I am grateful the hubs supports these endeavors.  He understands the motivation behind them.

I mentally sort through the pieces, years ago, when I watched my mother live with impaired memory loss.   Ironically I had given seminars on dementia as a gerontologist.  I volunteered at my local Alzheimer’s Association in conjunction with my paid job in a non-profit that advocated for the elderly.   My co-workers gave weekly support groups to caregivers and I listened intently as they shared the ups and downs.  Never would we have guessed that my own mother would be diagnosed with it.  That I, the one educated and knowledgeable in this specific field of study, would revert to the caregiver’s denial and blinding anger.  And the guilt.  Lots of guilt.
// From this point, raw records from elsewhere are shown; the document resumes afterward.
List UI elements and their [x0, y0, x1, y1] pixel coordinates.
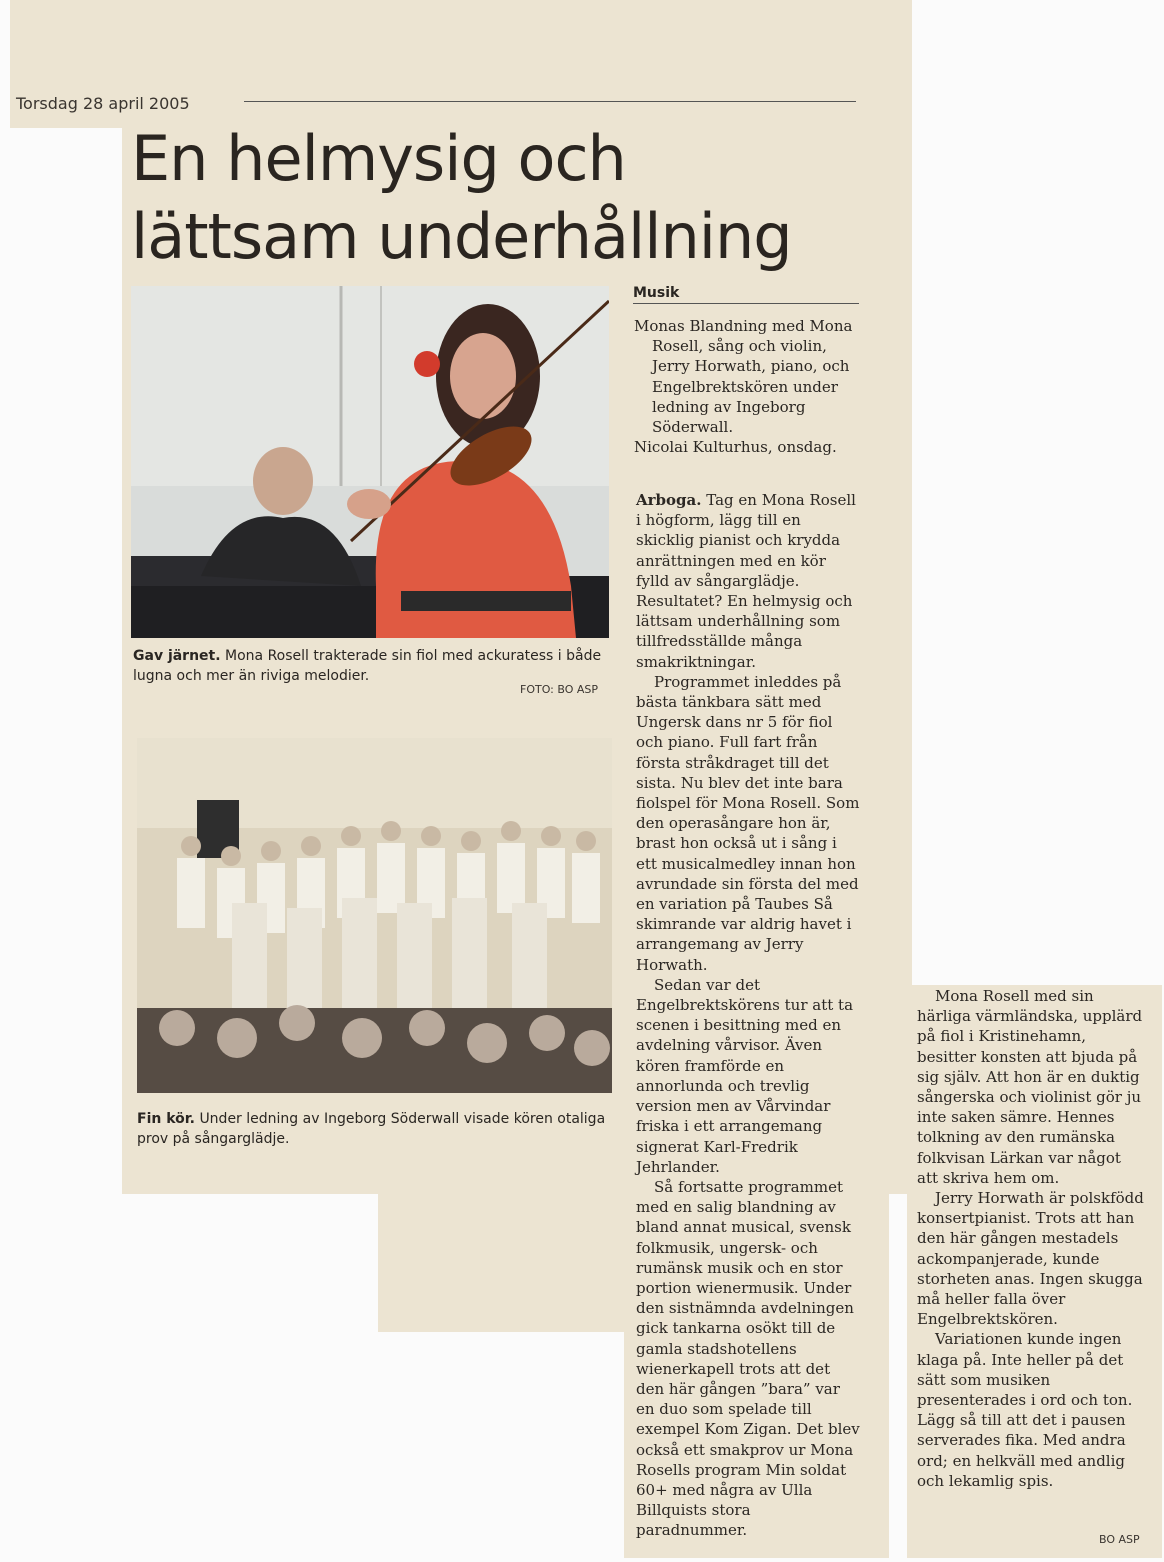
article-paragraph: Variationen kunde ingen klaga på. Inte heller på det sätt som musiken presenterades i ord och ton. Lägg så till att det i pausen serverades fika. Med andra ord; en helkväll med andlig och lekamlig spis. [917, 1330, 1133, 1490]
headline-line-1: En helmysig och [131, 122, 626, 195]
choir-photo-caption [137, 1109, 612, 1149]
choir-photo [137, 738, 612, 1093]
caption-title: Fin kör. [137, 1111, 195, 1127]
violinist-photo-caption [133, 646, 603, 686]
article-paragraph: Jerry Horwath är polskfödd konsertpianist. Trots att han den här gången mestadels ackompanjerade, kunde storheten anas. Ingen skugga må heller falla över Engelbrektskören. [917, 1189, 1144, 1329]
photo-credit: FOTO: BO ASP [520, 683, 599, 696]
author-signature: BO ASP [1099, 1533, 1140, 1546]
issue-date: Torsdag 28 april 2005 [16, 94, 190, 113]
article-column-1 [636, 490, 862, 1541]
clipping-paper [378, 1194, 624, 1332]
violinist-illustration [131, 286, 609, 638]
caption-title: Gav järnet. [133, 648, 221, 664]
choir-illustration [137, 738, 612, 1093]
article-paragraph: Så fortsatte programmet med en salig blandning av bland annat musical, svensk folkmusik, ungersk- och rumänsk musik och en stor portion wienermusik. Under den sistnämnda avdelningen gick tankarna osökt till de gamla stadshotellens wienerkapell trots att det den här gången ”bara” var en duo som spelade till exempel Kom Zigan. Det blev också ett smakprov ur Mona Rosells program Min soldat 60+ med några av Ulla Billquists stora paradnummer. [636, 1177, 860, 1540]
article-paragraph: Programmet inleddes på bästa tänkbara sätt med Ungersk dans nr 5 för fiol och piano. Full fart från första stråkdraget till det sista. Nu blev det inte bara fiolspel för Mona Rosell. Som den operasångare hon är, brast hon också ut i sång i ett musicalmedley innan hon avrundade sin första del med en variation på Taubes Så skimrande var aldrig havet i arrangemang av Jerry Horwath. [636, 672, 860, 974]
article-paragraph: Mona Rosell med sin härliga värmländska, upplärd på fiol i Kristinehamn, besitter konsten att bjuda på sig själv. Att hon är en duktig sångerska och violinist gör ju inte saken sämre. Hennes tolkning av den rumänska folkvisan Lärkan var något att skriva hem om. [917, 987, 1143, 1187]
violinist-photo [131, 286, 609, 638]
article-paragraph: Sedan var det Engelbrektskörens tur att ta scenen i besittning med en avdelning vårvisor. Även kören framförde en annorlunda och trevlig version men av Vårvindar friska i ett arrangemang signerat Karl-Fredrik Jehrlander. [636, 975, 854, 1176]
event-info [634, 316, 862, 457]
caption-text: Under ledning av Ingeborg Söderwall visade kören otaliga prov på sångarglädje. [137, 1111, 606, 1147]
caption-text: Mona Rosell trakterade sin fiol med ackuratess i både lugna och mer än riviga melodier. [133, 648, 602, 684]
article-column-2 [917, 986, 1145, 1491]
paragraph-text: Tag en Mona Rosell i högform, lägg till en skicklig pianist och krydda anrättningen med en kör fylld av sångarglädje. Resultatet? En helmysig och lättsam underhållning som tillfredsställde många smakriktningar. [636, 491, 856, 671]
headline-line-2: lättsam underhållning [131, 200, 792, 273]
section-label: Musik [633, 285, 859, 304]
event-info-line: Monas Blandning med Mona Rosell, sång och violin, Jerry Horwath, piano, och Engelbrektskören under ledning av Ingeborg Söderwall. [634, 317, 853, 437]
dateline: Arboga. [636, 491, 702, 509]
article-paragraph [636, 490, 862, 672]
header-rule [244, 101, 856, 102]
headline [131, 120, 792, 276]
event-info-line: Nicolai Kulturhus, onsdag. [634, 438, 837, 457]
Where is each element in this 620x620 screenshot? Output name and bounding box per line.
The memories flood back.  My husband’s shock when he returned from deployment as I told him I placed my mother in a locked board and care facility.  The phone calls  from the facility of her escape.  She had been found in a 7-Eleven convenience store several miles away.  The identification bracelet had not been noticed by law enforcement.

Memory walk 2002 cropThese gaps lay open like the puzzle before me.  I search for the pieces, finally choosing to remember and acknowledge them.  I had compartmentalized this period in my life as I raised my infant and almost two- year old son.  Although I volunteered at the Alzheimer’s Association and had access to a physician, whose book is still prominent in this field; I had not asked for help.  I walked four miles in our local Memory Walk, with my sons,  and raised over a thousand dollars.  I brought people to tears as I taught law enforcement and social services about the symptoms of dementia and the importance of identity bracelets  But never did I acknowledge these things for myself.

I had been too overwhelmed.

I find the few pictures taken during that time; the purple album (whose proceeds partially went to the national Alzheimer’s chapter) purchased years ago and never started.  I coordinate with girlfriends to watch Still Alice onscreen when it is released to the general public in February.   I allow the memories to flood my mind; feeling the emotions as if it were yesterday.  And I found the picture, playfully taken, as my mother held the gorilla.  It was to be sent to the hubs in a memory book of the things he missed while on his six month deployment.  His aviator call sign was monkey boy and the gorilla was meant to make him laugh on the other side of the world.  It is one of the last memories of my mother when she was cognizant.

And with that I can finally pen the thoughts to the high resolution screen, in black and white, in acknowledgment.  I fill in the memory gaps.